I should have this today....Is Colin or someone using plastic bags to put it on? Is this needed, or if you dont use them does it effect your hands, etc?

ok thanks guys...another thing, it has to be applied twice a day right? I can do the mornings, but trying to put it on at night with wifey may be a challenge

do it miday then. just spread it out by like 6 hours or so. I wouldn't apply and then go to bed, I would apply and then do some activity. This way if your wifey wants to play tennis with you or whatever you were inferring go for it

do it miday then. just spread it out by like 6 hours or so. I wouldn't apply and then go to bed, I would apply and then do some activity. This way if your wifey wants to play tennis with you or whatever you were inferring go for it

What is the reasoning for this? I'm finishing up some Targex and definitely going to get Napalm once that finishes off. I've always been a right as I wake up, right before I go to bed (if I'm not going to get lucky) type of guy.

Just curious...

What is the reasoning for this? I'm finishing up some Targex and definitely going to get Napalm once that finishes off. I've always been a right as I wake up, right before I go to bed (if I'm not going to get lucky) type of guy.

Just curious...

This is what he was saying...if you don't plan on any adult fun, then right before bed is best...if you do, apply it 1-2 hours before such activity.

Well, in my situation, I do have 'adult fun', and being married and having a 5 1/2 month old, we really cant plan it. The smell doesnt bother me per say, but it is strong, and I dont think wifey would enjoy it. So in my case, Ive been putting the 2nd application on after my afternoon workout.

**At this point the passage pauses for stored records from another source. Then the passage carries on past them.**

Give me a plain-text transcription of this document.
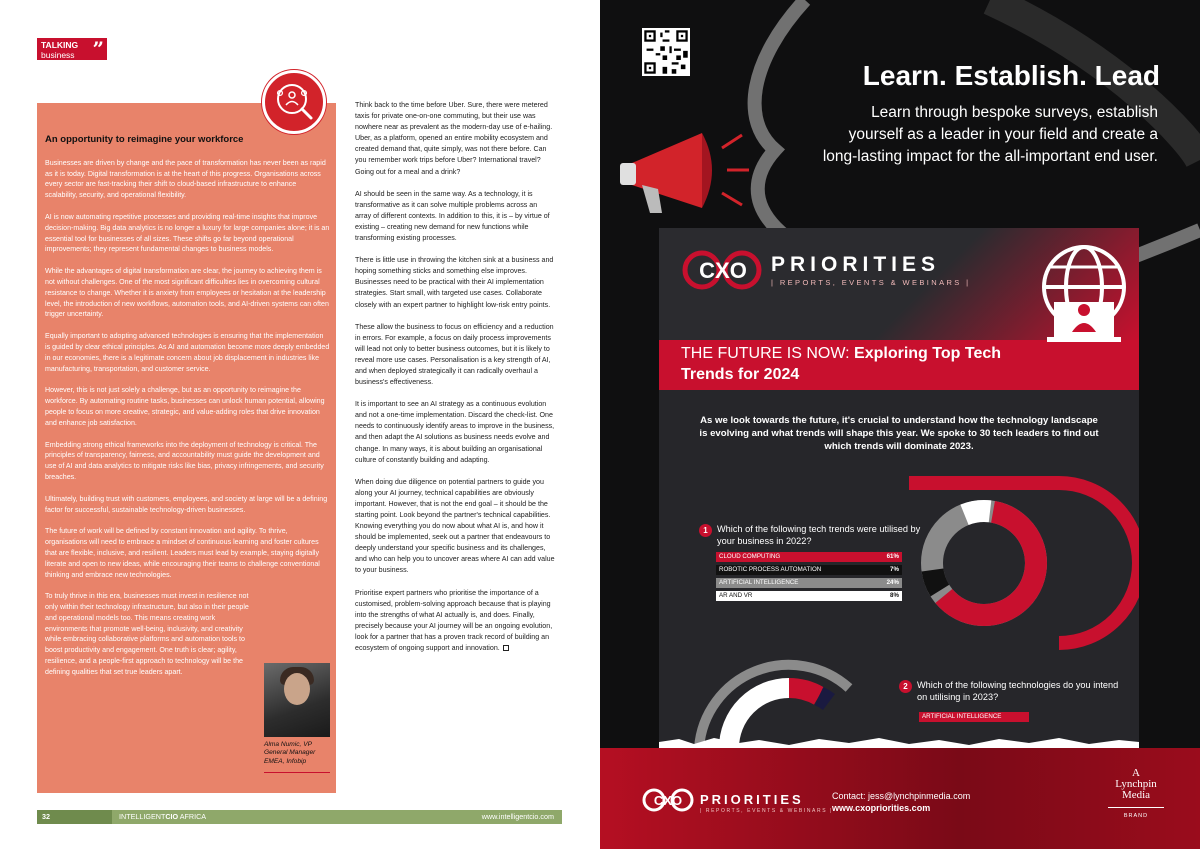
TALKING
business ”
An opportunity to reimagine your workforce

Businesses are driven by change and the pace of transformation has never been as rapid as it is today. Digital transformation is at the heart of this progress. Organisations across every sector are fast-tracking their shift to cloud-based infrastructure to enhance scalability, security, and operational flexibility.

AI is now automating repetitive processes and providing real-time insights that improve decision-making. Big data analytics is no longer a luxury for large companies alone; it is an essential tool for businesses of all sizes. These shifts go far beyond operational improvements; they represent fundamental changes to business models.

While the advantages of digital transformation are clear, the journey to achieving them is not without challenges. One of the most significant difficulties lies in overcoming cultural resistance to change. Whether it is anxiety from employees or hesitation at the leadership level, the introduction of new workflows, automation tools, and AI-driven systems can often trigger uncertainty.

Equally important to adopting advanced technologies is ensuring that the implementation is guided by clear ethical principles. As AI and automation become more deeply embedded in our economies, there is a legitimate concern about job displacement in industries like manufacturing, transportation, and customer service.

However, this is not just solely a challenge, but as an opportunity to reimagine the workforce. By automating routine tasks, businesses can unlock human potential, allowing people to focus on more creative, strategic, and value-adding roles that drive innovation and enhance job satisfaction.

Embedding strong ethical frameworks into the deployment of technology is critical. The principles of transparency, fairness, and accountability must guide the development and use of AI and data analytics to mitigate risks like bias, privacy infringements, and security breaches.

Ultimately, building trust with customers, employees, and society at large will be a defining factor for successful, sustainable technology-driven businesses.

The future of work will be defined by constant innovation and agility. To thrive, organisations will need to embrace a mindset of continuous learning and foster cultures that are flexible, inclusive, and resilient. Leaders must lead by example, staying digitally literate and open to new ideas, while encouraging their teams to challenge conventional thinking and embrace new technologies.

To truly thrive in this era, businesses must invest in resilience not only within their technology infrastructure, but also in their people and operational models too. This means creating work environments that promote well-being, inclusivity, and creativity while embracing collaborative platforms and automation tools to boost productivity and engagement. One truth is clear; agility, resilience, and a people-first approach to technology will be the defining qualities that set true leaders apart.

Alma Numic, VP General Manager EMEA, Infobip

Think back to the time before Uber. Sure, there were metered taxis for private one-on-one commuting, but their use was nowhere near as prevalent as the modern-day use of e-hailing. Uber, as a platform, opened an entire mobility ecosystem and created demand that, quite simply, was not there before. Can you remember work trips before Uber? International travel? Going out for a meal and a drink?

AI should be seen in the same way. As a technology, it is transformative as it can solve multiple problems across an array of different contexts. In addition to this, it is – by virtue of existing – creating new demand for new functions while transforming existing processes.

There is little use in throwing the kitchen sink at a business and hoping something sticks and something else improves. Businesses need to be practical with their AI implementation strategies. Start small, with targeted use cases. Collaborate closely with an expert partner to highlight low-risk entry points.

These allow the business to focus on efficiency and a reduction in errors. For example, a focus on daily process improvements will lead not only to better business outcomes, but it is likely to reveal more use cases. Personalisation is a key strength of AI, and when deployed strategically it can radically overhaul a business's effectiveness.

It is important to see an AI strategy as a continuous evolution and not a one-time implementation. Discard the check-list. One needs to continuously identify areas to improve in the business, and then adapt the AI solutions as business needs evolve and change. In many ways, it is about building an organisational culture of constantly building and adapting.

When doing due diligence on potential partners to guide you along your AI journey, technical capabilities are obviously important. However, that is not the end goal – it should be the starting point. Look beyond the partner's technical capabilities. Knowing everything you do now about what AI is, and how it should be implemented, seek out a partner that endeavours to deeply understand your specific business and its challenges, and who can help you to uncover areas where AI can add value to your business.

Prioritise expert partners who prioritise the importance of a customised, problem-solving approach because that is playing into the strengths of what AI actually is, and does. Finally, precisely because your AI journey will be an ongoing evolution, look for a partner that has a proven track record of building an ecosystem of ongoing support and innovation.

32	INTELLIGENTCIO AFRICA	www.intelligentcio.com
Learn. Establish. Lead
Learn through bespoke surveys, establish yourself as a leader in your field and create a long-lasting impact for the all-important end user.
CXO PRIORITIES
| REPORTS, EVENTS & WEBINARS |
THE FUTURE IS NOW: Exploring Top Tech Trends for 2024
As we look towards the future, it's crucial to understand how the technology landscape is evolving and what trends will shape this year. We spoke to 30 tech leaders to find out which trends will dominate 2023.
1	Which of the following tech trends were utilised by your business in 2022?
CLOUD COMPUTING	61%
ROBOTIC PROCESS AUTOMATION	7%
ARTIFICIAL INTELLIGENCE	24%
AR AND VR	8%
2	Which of the following technologies do you intend on utilising in 2023?
ARTIFICIAL INTELLIGENCE
CXO PRIORITIES
| REPORTS, EVENTS & WEBINARS |
Contact: jess@lynchpinmedia.com
www.cxopriorities.com
A
Lynchpin
Media
BRAND
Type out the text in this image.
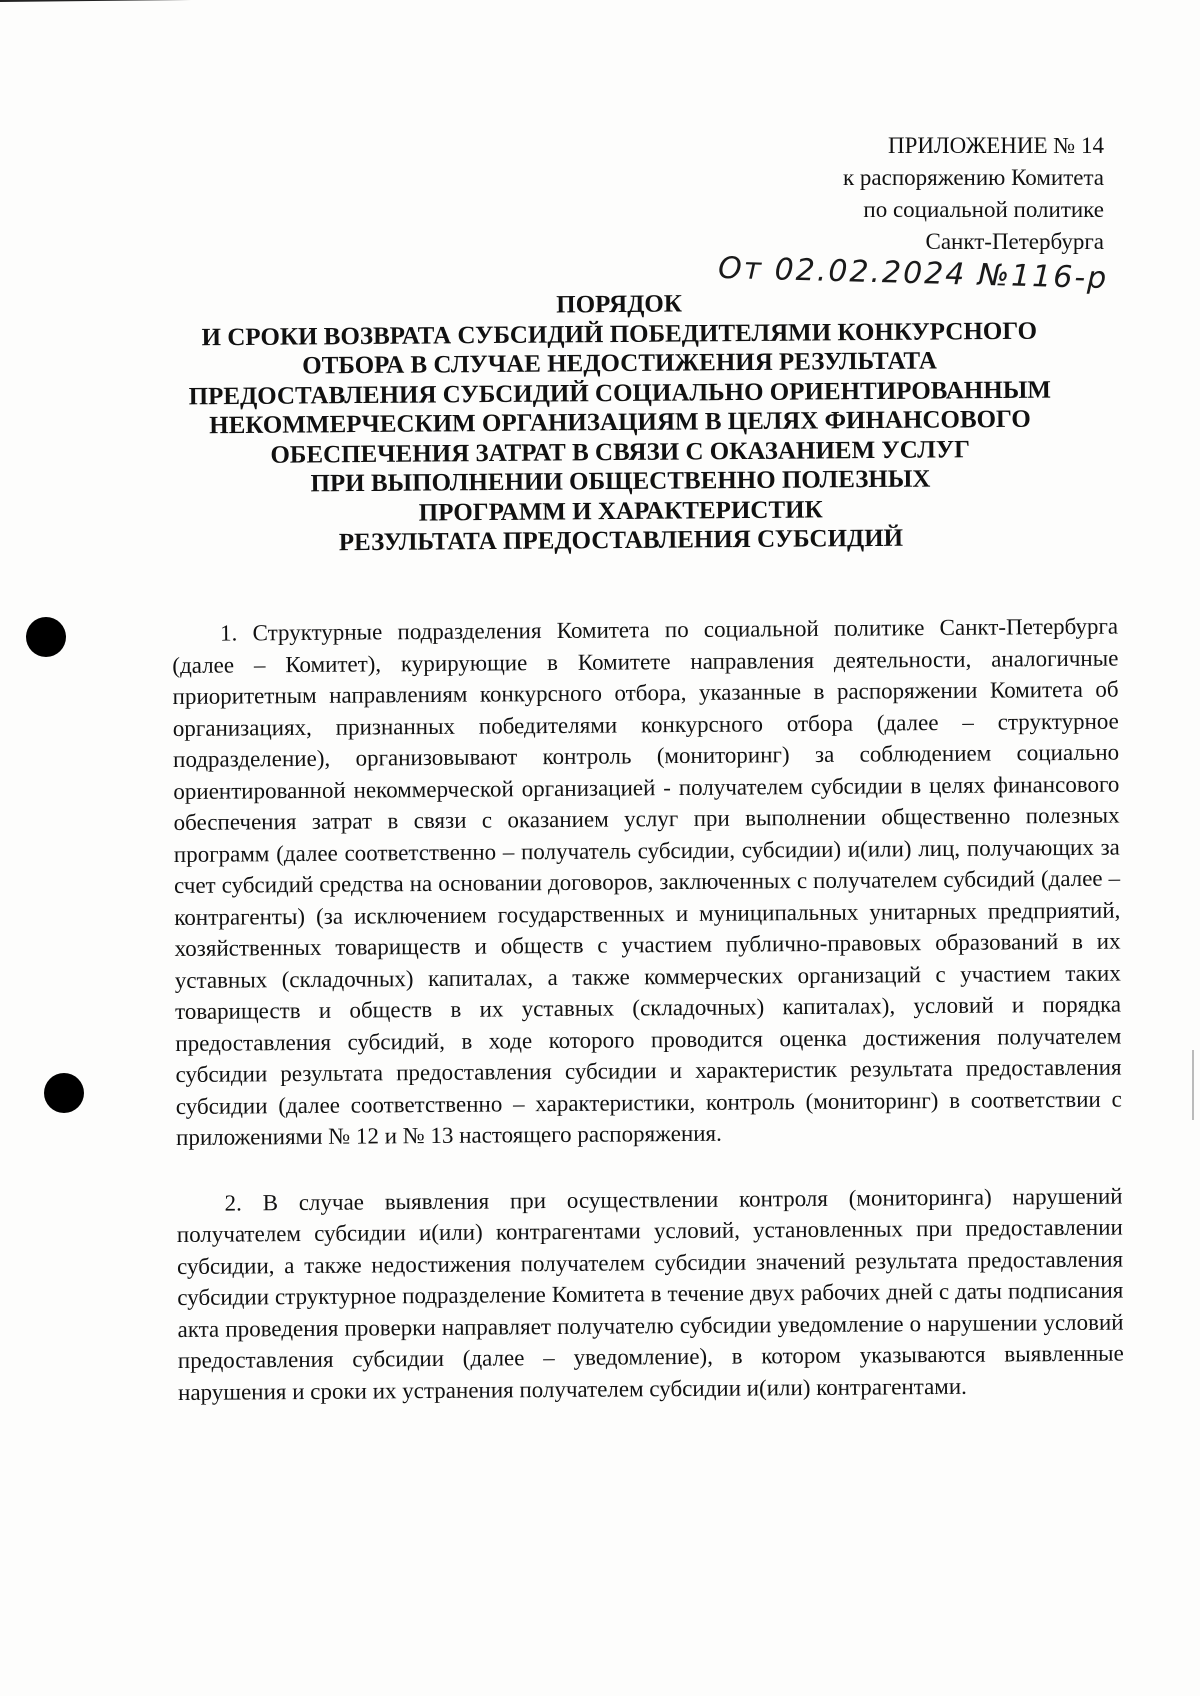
ПРИЛОЖЕНИЕ № 14
к распоряжению Комитета
по социальной политике
Санкт-Петербурга
От 02.02.2024 №116-р
ПОРЯДОК
И СРОКИ ВОЗВРАТА СУБСИДИЙ ПОБЕДИТЕЛЯМИ КОНКУРСНОГО
ОТБОРА В СЛУЧАЕ НЕДОСТИЖЕНИЯ РЕЗУЛЬТАТА
ПРЕДОСТАВЛЕНИЯ СУБСИДИЙ СОЦИАЛЬНО ОРИЕНТИРОВАННЫМ
НЕКОММЕРЧЕСКИМ ОРГАНИЗАЦИЯМ В ЦЕЛЯХ ФИНАНСОВОГО
ОБЕСПЕЧЕНИЯ ЗАТРАТ В СВЯЗИ С ОКАЗАНИЕМ УСЛУГ
ПРИ ВЫПОЛНЕНИИ ОБЩЕСТВЕННО ПОЛЕЗНЫХ
ПРОГРАММ И ХАРАКТЕРИСТИК
РЕЗУЛЬТАТА ПРЕДОСТАВЛЕНИЯ СУБСИДИЙ

1. Структурные подразделения Комитета по социальной политике Санкт-Петербурга (далее – Комитет), курирующие в Комитете направления деятельности, аналогичные приоритетным направлениям конкурсного отбора, указанные в распоряжении Комитета об организациях, признанных победителями конкурсного отбора (далее – структурное подразделение), организовывают контроль (мониторинг) за соблюдением социально ориентированной некоммерческой организацией - получателем субсидии в целях финансового обеспечения затрат в связи с оказанием услуг при выполнении общественно полезных программ (далее соответственно – получатель субсидии, субсидии) и(или) лиц, получающих за счет субсидий средства на основании договоров, заключенных с получателем субсидий (далее – контрагенты) (за исключением государственных и муниципальных унитарных предприятий, хозяйственных товариществ и обществ с участием публично-правовых образований в их уставных (складочных) капиталах, а также коммерческих организаций с участием таких товариществ и обществ в их уставных (складочных) капиталах), условий и порядка предоставления субсидий, в ходе которого проводится оценка достижения получателем субсидии результата предоставления субсидии и характеристик результата предоставления субсидии (далее соответственно – характеристики, контроль (мониторинг) в соответствии с приложениями № 12 и № 13 настоящего распоряжения.

2. В случае выявления при осуществлении контроля (мониторинга) нарушений получателем субсидии и(или) контрагентами условий, установленных при предоставлении субсидии, а также недостижения получателем субсидии значений результата предоставления субсидии структурное подразделение Комитета в течение двух рабочих дней с даты подписания акта проведения проверки направляет получателю субсидии уведомление о нарушении условий предоставления субсидии (далее – уведомление), в котором указываются выявленные нарушения и сроки их устранения получателем субсидии и(или) контрагентами.
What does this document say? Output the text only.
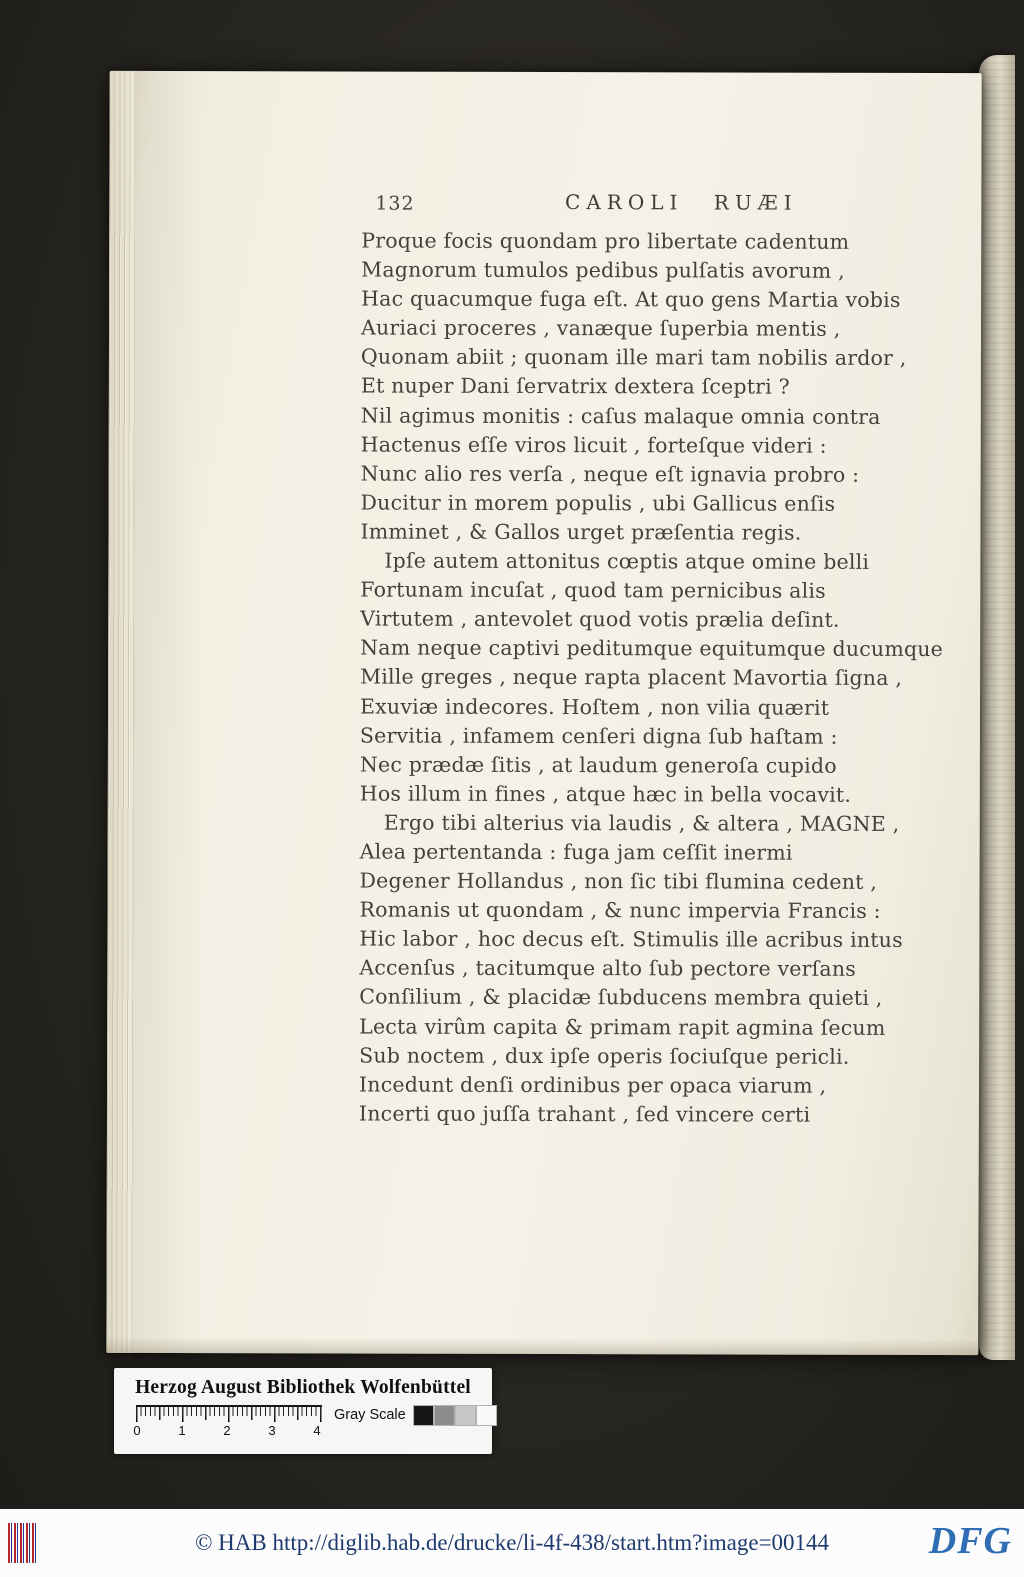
132	CAROLI RUÆI
Proque focis quondam pro libertate cadentum
Magnorum tumulos pedibus pulſatis avorum ,
Hac quacumque fuga eſt. At quo gens Martia vobis
Auriaci proceres , vanæque ſuperbia mentis ,
Quonam abiit ; quonam ille mari tam nobilis ardor ,
Et nuper Dani ſervatrix dextera ſceptri ?
Nil agimus monitis : caſus malaque omnia contra
Hactenus eſſe viros licuit , forteſque videri :
Nunc alio res verſa , neque eſt ignavia probro :
Ducitur in morem populis , ubi Gallicus enſis
Imminet , & Gallos urget præſentia regis.
Ipſe autem attonitus cœptis atque omine belli
Fortunam incuſat , quod tam pernicibus alis
Virtutem , antevolet quod votis prælia deſint.
Nam neque captivi peditumque equitumque ducumque
Mille greges , neque rapta placent Mavortia ſigna ,
Exuviæ indecores. Hoſtem , non vilia quærit
Servitia , infamem cenſeri digna ſub haſtam :
Nec prædæ ſitis , at laudum generoſa cupido
Hos illum in fines , atque hæc in bella vocavit.
Ergo tibi alterius via laudis , & altera , MAGNE ,
Alea pertentanda : fuga jam ceſſit inermi
Degener Hollandus , non ſic tibi flumina cedent ,
Romanis ut quondam , & nunc impervia Francis :
Hic labor , hoc decus eſt. Stimulis ille acribus intus
Accenſus , tacitumque alto ſub pectore verſans
Conſilium , & placidæ ſubducens membra quieti ,
Lecta virûm capita & primam rapit agmina ſecum
Sub noctem , dux ipſe operis ſociuſque pericli.
Incedunt denſi ordinibus per opaca viarum ,
Incerti quo juſſa trahant , ſed vincere certi
Herzog August Bibliothek Wolfenbüttel
0	1	2	3	4
Gray Scale
© HAB http://diglib.hab.de/drucke/li-4f-438/start.htm?image=00144	DFG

This is what he was saying...if you don't plan on any adult fun, then right before bed is best...if you do, apply it 1-2 hours before such activity.

Well, in my situation, I do have 'adult fun', and being married and having a 5 1/2 month old, we really cant plan it. The smell doesnt bother me per say, but it is strong, and I dont think wifey would enjoy it. So in my case, Ive been putting the 2nd application on after my afternoon workout.